Exposures to ultraviolet light are increasing for most life forms due to the depletion of stratospheric ozone. Scientists know that the consequent incidence of human skin cancer will increase, but many potential ecological ramifications have not been explored.
Certain mutant strains of nematode are known to be sensitive to the levels of ultraviolet light exposure which can occur in the region beneath the Arctic ozone hole. Anderson is examining the use of these ultraviolet-sensitive strains as environmental monitors. Sunburn is not the concern here. Rather, the worms can help define how much exposure is necessary before ultraviolet light begins to cause mutations.
Chronic exposures can induce mutations that can surface not only in current but in future generations. Through ultraviolet light studies, researchers are documenting the transmission of mutated traits to 2nd and 3rd generation progeny. From this, new wildlife population models are being developed to estimate the frequency with which specific mutant traits and genes will recur in future generations, and to project changes in population levels.

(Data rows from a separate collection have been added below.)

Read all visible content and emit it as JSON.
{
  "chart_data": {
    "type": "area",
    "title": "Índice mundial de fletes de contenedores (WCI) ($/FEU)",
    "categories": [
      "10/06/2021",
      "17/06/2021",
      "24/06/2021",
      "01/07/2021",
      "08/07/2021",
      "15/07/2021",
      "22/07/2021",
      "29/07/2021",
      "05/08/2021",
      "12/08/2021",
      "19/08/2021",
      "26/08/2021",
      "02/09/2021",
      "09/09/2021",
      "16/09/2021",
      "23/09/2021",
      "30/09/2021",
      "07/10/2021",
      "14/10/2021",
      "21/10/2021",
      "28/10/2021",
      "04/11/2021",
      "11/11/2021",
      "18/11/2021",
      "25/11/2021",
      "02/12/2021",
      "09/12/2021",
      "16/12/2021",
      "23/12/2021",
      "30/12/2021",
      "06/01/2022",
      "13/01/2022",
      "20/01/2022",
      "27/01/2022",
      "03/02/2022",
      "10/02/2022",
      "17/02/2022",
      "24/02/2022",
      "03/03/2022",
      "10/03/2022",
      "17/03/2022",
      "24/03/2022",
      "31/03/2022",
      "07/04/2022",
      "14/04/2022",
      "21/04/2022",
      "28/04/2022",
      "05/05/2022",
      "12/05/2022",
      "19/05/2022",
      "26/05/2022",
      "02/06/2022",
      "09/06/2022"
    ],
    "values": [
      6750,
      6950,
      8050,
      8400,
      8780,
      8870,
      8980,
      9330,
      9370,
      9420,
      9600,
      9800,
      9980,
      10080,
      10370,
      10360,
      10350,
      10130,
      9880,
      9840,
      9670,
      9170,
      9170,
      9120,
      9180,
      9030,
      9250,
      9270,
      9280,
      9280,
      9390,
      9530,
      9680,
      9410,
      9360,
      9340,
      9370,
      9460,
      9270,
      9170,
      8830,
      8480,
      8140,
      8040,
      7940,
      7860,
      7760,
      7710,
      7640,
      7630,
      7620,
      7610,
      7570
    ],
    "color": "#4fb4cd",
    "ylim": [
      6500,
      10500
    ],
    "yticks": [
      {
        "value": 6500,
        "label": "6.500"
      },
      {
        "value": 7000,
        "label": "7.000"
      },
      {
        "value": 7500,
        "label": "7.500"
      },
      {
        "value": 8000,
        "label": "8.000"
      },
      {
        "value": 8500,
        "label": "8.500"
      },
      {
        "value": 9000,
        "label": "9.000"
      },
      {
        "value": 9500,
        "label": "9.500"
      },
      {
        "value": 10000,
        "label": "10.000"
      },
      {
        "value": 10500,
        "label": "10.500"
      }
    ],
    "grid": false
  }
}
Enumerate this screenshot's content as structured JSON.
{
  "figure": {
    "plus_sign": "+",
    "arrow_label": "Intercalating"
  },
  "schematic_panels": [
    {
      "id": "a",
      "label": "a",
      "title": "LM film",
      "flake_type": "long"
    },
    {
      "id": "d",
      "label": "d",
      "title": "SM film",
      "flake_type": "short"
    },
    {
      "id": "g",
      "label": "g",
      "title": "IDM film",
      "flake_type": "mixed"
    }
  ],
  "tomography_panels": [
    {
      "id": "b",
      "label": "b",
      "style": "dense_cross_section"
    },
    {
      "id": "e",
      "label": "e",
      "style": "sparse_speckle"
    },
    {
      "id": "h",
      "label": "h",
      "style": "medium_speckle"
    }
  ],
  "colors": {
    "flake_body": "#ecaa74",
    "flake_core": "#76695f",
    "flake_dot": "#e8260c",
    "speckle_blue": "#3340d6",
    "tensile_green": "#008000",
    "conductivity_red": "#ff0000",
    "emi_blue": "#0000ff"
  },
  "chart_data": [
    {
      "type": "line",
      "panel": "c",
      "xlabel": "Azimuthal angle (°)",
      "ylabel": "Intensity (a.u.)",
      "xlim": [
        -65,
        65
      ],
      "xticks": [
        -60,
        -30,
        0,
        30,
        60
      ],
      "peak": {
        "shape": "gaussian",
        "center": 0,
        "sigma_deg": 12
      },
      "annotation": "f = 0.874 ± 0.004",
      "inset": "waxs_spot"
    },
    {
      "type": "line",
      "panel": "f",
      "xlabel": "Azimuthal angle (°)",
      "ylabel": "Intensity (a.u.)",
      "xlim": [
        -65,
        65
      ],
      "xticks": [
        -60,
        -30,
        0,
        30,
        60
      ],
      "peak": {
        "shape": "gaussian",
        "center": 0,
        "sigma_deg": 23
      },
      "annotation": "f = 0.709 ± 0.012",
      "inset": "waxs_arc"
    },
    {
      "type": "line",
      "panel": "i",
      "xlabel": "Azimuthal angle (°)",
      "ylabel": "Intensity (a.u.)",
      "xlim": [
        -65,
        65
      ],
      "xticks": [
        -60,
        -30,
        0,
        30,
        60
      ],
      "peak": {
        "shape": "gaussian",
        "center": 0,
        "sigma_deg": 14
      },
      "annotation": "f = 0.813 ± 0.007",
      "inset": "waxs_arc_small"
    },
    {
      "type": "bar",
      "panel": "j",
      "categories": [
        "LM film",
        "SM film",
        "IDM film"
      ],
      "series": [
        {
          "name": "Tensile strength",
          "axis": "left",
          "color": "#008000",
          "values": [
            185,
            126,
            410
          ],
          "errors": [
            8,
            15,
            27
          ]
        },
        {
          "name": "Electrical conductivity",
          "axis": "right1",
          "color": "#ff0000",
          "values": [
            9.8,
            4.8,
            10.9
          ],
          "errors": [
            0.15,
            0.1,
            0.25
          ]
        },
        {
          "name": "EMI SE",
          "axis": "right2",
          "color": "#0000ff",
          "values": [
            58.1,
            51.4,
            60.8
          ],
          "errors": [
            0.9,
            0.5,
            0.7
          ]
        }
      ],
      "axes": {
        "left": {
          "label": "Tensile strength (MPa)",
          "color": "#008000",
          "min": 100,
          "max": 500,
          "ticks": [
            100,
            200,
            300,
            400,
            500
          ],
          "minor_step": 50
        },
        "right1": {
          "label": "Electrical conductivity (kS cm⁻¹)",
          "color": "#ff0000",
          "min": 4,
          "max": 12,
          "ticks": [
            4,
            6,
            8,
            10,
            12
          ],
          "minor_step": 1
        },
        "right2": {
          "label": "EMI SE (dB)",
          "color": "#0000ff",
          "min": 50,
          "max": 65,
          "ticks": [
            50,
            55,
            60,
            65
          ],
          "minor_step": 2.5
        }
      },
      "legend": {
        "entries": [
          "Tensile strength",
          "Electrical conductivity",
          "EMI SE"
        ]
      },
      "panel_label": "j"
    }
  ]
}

Next year, the group's research will evolve from assessing single toxicants to characterizing the effects of low levels of a mix of toxicants. Mixed toxicants are the rule rather than the exception at waste sites. Yet, they remain a realm about which little is known. Conventional chemical analysis provides scant insight into the potential genotoxic effects from the contaminants mixed in effluent from a wastewater treatment plant, or in an underground plume from a landfill, or in the water from a contaminated aquifer.
Versatile and practical, LBL's new generation of genotoxicity bioassays are designed to help resolve the complex toxicological and genetic mysteries posed by 20th century environmental contamination. Whether it's the air in our cities, the soils in agricultural belts, or the waters of San Francisco Bay, these screens can document the hazards and define the long-term biological consequences.
What is more, the bioassays can assist in the cleanup of the environment. Environmental remediation is a notoriously inexact art. Defining a pollution problem does not guarantee that the solution chosen will be successful. But with the feedback that will be available from bioassays, engineers can model or track a remediation effort, gauge its effectiveness, and guide it to success.